I looked back at my car, a few yards away. The orange glow of the joint shone brightly for a moment as Bo
b anaesthetised himself against the night shift. I turned wildly back to the container. “Who’s that?” I mouthed into the crack where the container doors met.
A pause. “I am Galad. Help please.”
“What the fuck are you doing in my container?” I demanded, aghast. I looked at the bolt securing the container doors. It was intact. Shipping containers are usually sealed with a metal bolt, requiring heavy-duty cutters to remove, particularly when they contain something worth stealing – like booze. There was no doubt about it. Whoever my squatter was, he’d been there since the container was loaded and sealed.
“Hello?” the deep heavily accented voice again. “Please, we need water.”

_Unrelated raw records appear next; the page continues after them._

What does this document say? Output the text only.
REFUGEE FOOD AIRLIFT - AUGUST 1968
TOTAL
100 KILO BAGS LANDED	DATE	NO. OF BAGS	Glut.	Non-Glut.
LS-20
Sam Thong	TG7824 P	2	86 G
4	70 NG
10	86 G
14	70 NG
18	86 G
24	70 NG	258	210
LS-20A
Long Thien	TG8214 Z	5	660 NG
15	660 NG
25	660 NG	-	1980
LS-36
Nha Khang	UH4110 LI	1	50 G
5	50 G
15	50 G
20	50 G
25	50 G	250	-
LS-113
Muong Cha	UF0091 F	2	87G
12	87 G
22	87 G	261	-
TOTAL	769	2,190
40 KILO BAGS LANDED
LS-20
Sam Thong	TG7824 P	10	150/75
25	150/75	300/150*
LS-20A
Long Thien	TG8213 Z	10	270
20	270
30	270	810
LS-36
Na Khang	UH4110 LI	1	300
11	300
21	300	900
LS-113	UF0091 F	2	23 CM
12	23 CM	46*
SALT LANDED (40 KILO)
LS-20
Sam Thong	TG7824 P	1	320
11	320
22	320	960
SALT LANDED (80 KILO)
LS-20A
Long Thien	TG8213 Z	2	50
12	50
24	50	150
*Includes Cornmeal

I caught my breath. We? There’s more than one? And then the penny dropped. My beautiful shipment of Asti Spumante had hitchhikers. They must have sneaked on board at the winery before the container was shut and sealed. The security would have been fairly lax and it was much easier than scaling the fence at Calais and trying to board a lorry. Cheeky bastards, I thought, although you can’t criticise them for lack of determination.
“Wait there. We’ll have you out in a minute.” Stupid thing to say, I thought. They’re going nowhere unless they’ve got a welding torch handy.
“Bless you sir. Please, are the others ok? We have your package.”
The others? My package? I walked slowly back to the car, my mind starting to race. Bob, the warehouseman, wound down the window a few inches and a fug of smoke rolled out.
I tried to sound nonchalant. “We need to check a couple of these loads. Happy to do it ourselves. Done it enough times.” I peered into the car and looked Wodin in the eye. He was still lounging across the back seats. The radio was tuned to a classic eighties rock channel and Genesis warbled from the speakers.
“Wod… Pete, how about we save Bob from getting wet and sort him out with another toot?”
“Well gentlemen, that’s the kind of offer I can’t refuse,” smiled Bob. He opened his door and nudged his holdall towards me with his foot. “Bolt cutters are in there. Replace the metal seals with plastic ties and note the number down boys. There’s a torch in there too.”